En juillet 2020, excédés par les excès du marché immobilier chinois, les autorités du pays décidaient de frapper fort pour remettre en ordre le secteur. Trois «lignes rouges» ont alors été édictées avec des seuils à ne pas dépasser pour les entreprises en matière de dettes sur actif net, de dettes sur fonds propres et de dettes sur cash-flow. L’objectif était clair: casser la spirale du crédit qui alimente la hausse des prix, empêche les familles de s’élargir par crainte du manque de place et fragilise le système financier. Un véritable «moment Volcker» à la chinoise!

L’enjeu est d’autant plus important que l’immobilier est, en Chine, le socle du patrimoine et de la vie personnelle et locale: il représente les trois quarts de l’endettement des ménages, sert de couramment de dot et de caution pour les actes financiers et, en l’absence de taxe foncière, les ventes de terrains aux promoteurs pèsent 30% des recettes des gouvernements locaux. En outre, les titres de créance des consortiums immobiliers sont très prisés des banques chinoises qui en font une brique essentielle des produits de «wealth management» à fort rendement proposés aux clients.

Le résultat du tour de vis réglementaire a été radical: les ventes immobilières ont plongé. En août 2021, elles étaient en retrait de 23% par rapport à août 2020 et toujours en deçà du niveau de 2019. Les promoteurs et consortiums du secteur, pressés de remettre en ordre leur bilan, se sont lancés dans une course à la cession d’actifs et ont cherché à vendre à tout prix en avance les programmes déjà engagés.

Mais tout ne s’est pas déroulé comme prévu. En mars 2021, le promoteur China Fortune Land Development se déclarait en cessation de paiement, ce qui a entrainé, entre autres, une perte de 3,2 milliards de dollars pour l’assureur Ping An. Désormais, c’est au tour d’Evergrande d’être en difficultés.

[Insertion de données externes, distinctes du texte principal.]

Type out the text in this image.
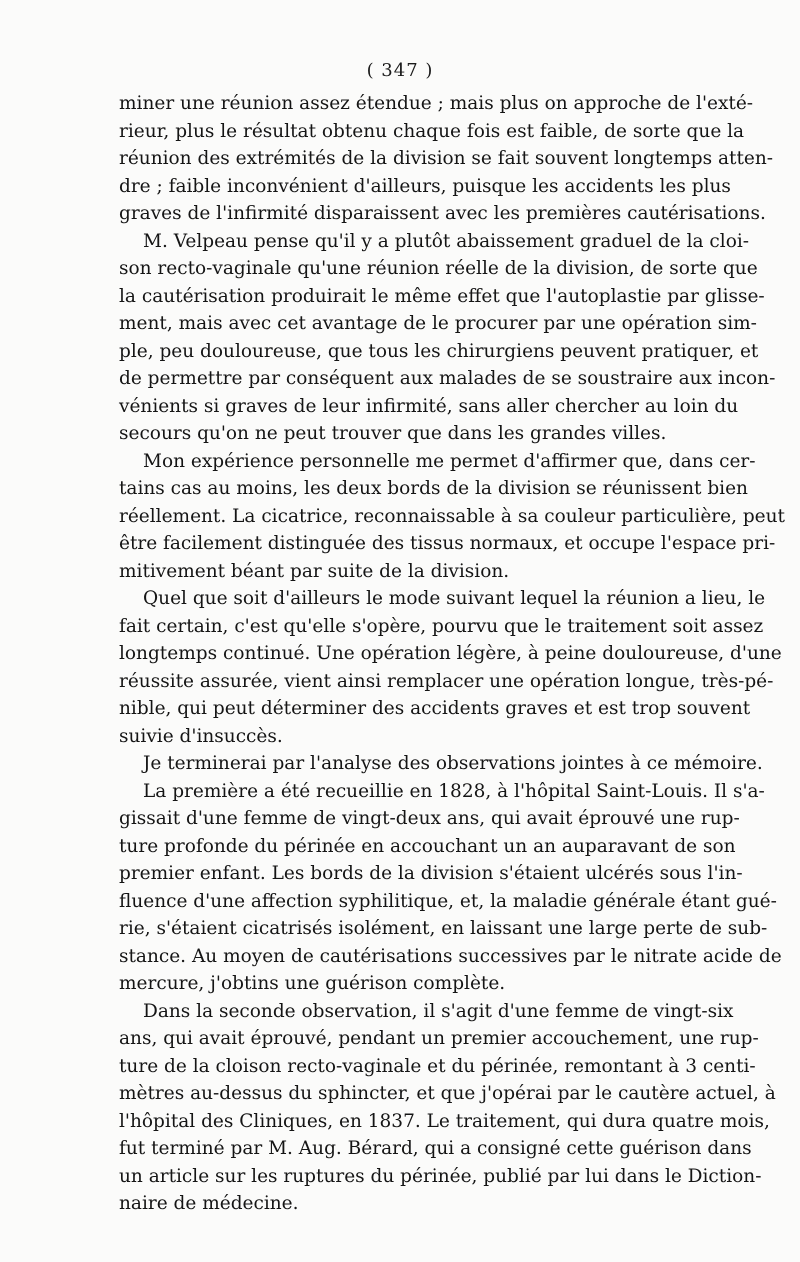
( 347 )
miner une réunion assez étendue ; mais plus on approche de l'exté-
rieur, plus le résultat obtenu chaque fois est faible, de sorte que la
réunion des extrémités de la division se fait souvent longtemps atten-
dre ; faible inconvénient d'ailleurs, puisque les accidents les plus
graves de l'infirmité disparaissent avec les premières cautérisations.
M. Velpeau pense qu'il y a plutôt abaissement graduel de la cloi-
son recto-vaginale qu'une réunion réelle de la division, de sorte que
la cautérisation produirait le même effet que l'autoplastie par glisse-
ment, mais avec cet avantage de le procurer par une opération sim-
ple, peu douloureuse, que tous les chirurgiens peuvent pratiquer, et
de permettre par conséquent aux malades de se soustraire aux incon-
vénients si graves de leur infirmité, sans aller chercher au loin du
secours qu'on ne peut trouver que dans les grandes villes.
Mon expérience personnelle me permet d'affirmer que, dans cer-
tains cas au moins, les deux bords de la division se réunissent bien
réellement. La cicatrice, reconnaissable à sa couleur particulière, peut
être facilement distinguée des tissus normaux, et occupe l'espace pri-
mitivement béant par suite de la division.
Quel que soit d'ailleurs le mode suivant lequel la réunion a lieu, le
fait certain, c'est qu'elle s'opère, pourvu que le traitement soit assez
longtemps continué. Une opération légère, à peine douloureuse, d'une
réussite assurée, vient ainsi remplacer une opération longue, très-pé-
nible, qui peut déterminer des accidents graves et est trop souvent
suivie d'insuccès.
Je terminerai par l'analyse des observations jointes à ce mémoire.
La première a été recueillie en 1828, à l'hôpital Saint-Louis. Il s'a-
gissait d'une femme de vingt-deux ans, qui avait éprouvé une rup-
ture profonde du périnée en accouchant un an auparavant de son
premier enfant. Les bords de la division s'étaient ulcérés sous l'in-
fluence d'une affection syphilitique, et, la maladie générale étant gué-
rie, s'étaient cicatrisés isolément, en laissant une large perte de sub-
stance. Au moyen de cautérisations successives par le nitrate acide de
mercure, j'obtins une guérison complète.
Dans la seconde observation, il s'agit d'une femme de vingt-six
ans, qui avait éprouvé, pendant un premier accouchement, une rup-
ture de la cloison recto-vaginale et du périnée, remontant à 3 centi-
mètres au-dessus du sphincter, et que j'opérai par le cautère actuel, à
l'hôpital des Cliniques, en 1837. Le traitement, qui dura quatre mois,
fut terminé par M. Aug. Bérard, qui a consigné cette guérison dans
un article sur les ruptures du périnée, publié par lui dans le Diction-
naire de médecine.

Le holding à dominante immobilière a levé au fil des années pour plus de 300 milliards de dollars d’obligations dont 89 viennent à échéance en 2022. D’ici décembre 2021, il doit payer 669 millions de dollars d’intérêt. Les doutes des marchés sont immenses à son sujet: l’obligation 2022, émise à 100, cote moins de 27 et son taux d’intérêt instantané est de plus de 60%!

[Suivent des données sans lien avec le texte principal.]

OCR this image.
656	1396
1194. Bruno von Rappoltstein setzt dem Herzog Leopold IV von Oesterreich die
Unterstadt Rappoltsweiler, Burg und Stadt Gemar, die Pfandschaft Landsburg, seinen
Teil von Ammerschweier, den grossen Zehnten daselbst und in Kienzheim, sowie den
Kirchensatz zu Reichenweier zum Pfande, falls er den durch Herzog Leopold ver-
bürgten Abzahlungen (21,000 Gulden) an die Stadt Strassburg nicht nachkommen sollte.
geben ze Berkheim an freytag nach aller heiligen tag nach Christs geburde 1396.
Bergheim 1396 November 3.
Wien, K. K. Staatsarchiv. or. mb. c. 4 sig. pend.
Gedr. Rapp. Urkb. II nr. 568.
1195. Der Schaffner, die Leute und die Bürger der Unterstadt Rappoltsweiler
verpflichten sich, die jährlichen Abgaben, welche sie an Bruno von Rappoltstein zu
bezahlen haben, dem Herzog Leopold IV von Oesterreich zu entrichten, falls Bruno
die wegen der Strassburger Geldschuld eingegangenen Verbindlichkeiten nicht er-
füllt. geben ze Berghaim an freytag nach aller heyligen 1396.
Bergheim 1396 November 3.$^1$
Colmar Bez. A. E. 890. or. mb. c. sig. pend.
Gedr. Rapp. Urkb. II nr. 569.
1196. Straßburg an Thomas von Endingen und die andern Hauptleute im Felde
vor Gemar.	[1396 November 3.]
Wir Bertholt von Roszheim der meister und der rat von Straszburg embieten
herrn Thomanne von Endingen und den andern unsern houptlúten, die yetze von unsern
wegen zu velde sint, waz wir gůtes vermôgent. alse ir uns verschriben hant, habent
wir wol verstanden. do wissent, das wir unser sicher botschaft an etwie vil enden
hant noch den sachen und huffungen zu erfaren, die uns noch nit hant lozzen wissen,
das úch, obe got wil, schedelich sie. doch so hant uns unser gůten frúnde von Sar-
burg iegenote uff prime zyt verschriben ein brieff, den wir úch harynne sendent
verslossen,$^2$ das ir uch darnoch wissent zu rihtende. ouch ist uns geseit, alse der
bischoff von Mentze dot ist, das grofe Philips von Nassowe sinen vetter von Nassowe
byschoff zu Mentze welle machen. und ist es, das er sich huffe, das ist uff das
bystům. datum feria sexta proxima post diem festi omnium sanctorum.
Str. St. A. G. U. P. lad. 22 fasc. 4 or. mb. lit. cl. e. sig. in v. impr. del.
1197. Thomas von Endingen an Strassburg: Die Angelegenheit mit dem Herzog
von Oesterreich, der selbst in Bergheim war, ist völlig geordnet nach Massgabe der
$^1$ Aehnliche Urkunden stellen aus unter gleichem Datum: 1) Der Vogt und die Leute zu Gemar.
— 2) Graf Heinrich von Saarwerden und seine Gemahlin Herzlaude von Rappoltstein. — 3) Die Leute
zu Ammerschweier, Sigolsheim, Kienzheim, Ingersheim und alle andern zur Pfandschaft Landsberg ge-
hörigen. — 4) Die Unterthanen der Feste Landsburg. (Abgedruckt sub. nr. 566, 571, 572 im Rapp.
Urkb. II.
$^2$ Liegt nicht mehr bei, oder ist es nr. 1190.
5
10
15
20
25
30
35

La contagion gagne désormais l’ensemble du secteur immobilier chinois: des sociétés comme Kaisa Group, Sunac ou Fantasia – dégradé à B par Fitch le 16 septembre – ont vu leurs obligations décrocher. Or l’immobilier représente 70% du marché de la dette à haut rendement en Chine. Le rendement moyen de cette catégorie d’obligations en Chine est ainsi passé de 8% fin juin à 14% mi-septembre.

Les actions de ces sociétés suivent ce mouvement de défiance. Le seul Ping An a une exposition de 10 milliards de dollars en actions de promoteurs chinois. Le titre de l’assureur a décroché de 5% le 17 septembre et encore de 8% lundi 20.

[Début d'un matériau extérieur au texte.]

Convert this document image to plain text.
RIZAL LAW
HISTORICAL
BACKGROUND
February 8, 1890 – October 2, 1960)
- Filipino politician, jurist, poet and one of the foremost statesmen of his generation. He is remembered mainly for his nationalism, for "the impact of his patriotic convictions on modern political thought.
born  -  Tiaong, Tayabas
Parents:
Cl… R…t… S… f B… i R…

Pour l’instant, la contagion à la dette «classique» et au secteur bancaire semble limitée, même si certains acteurs de taille moyenne, comme Mingshen bank, souffrent en bourse. Les autorités feront tout pour éviter un «moment Lehman» et la PBOC a déjà commencé à injecter massivement des liquidités. Ses injections la semaine du 13 septembre ont été les plus importantes depuis février.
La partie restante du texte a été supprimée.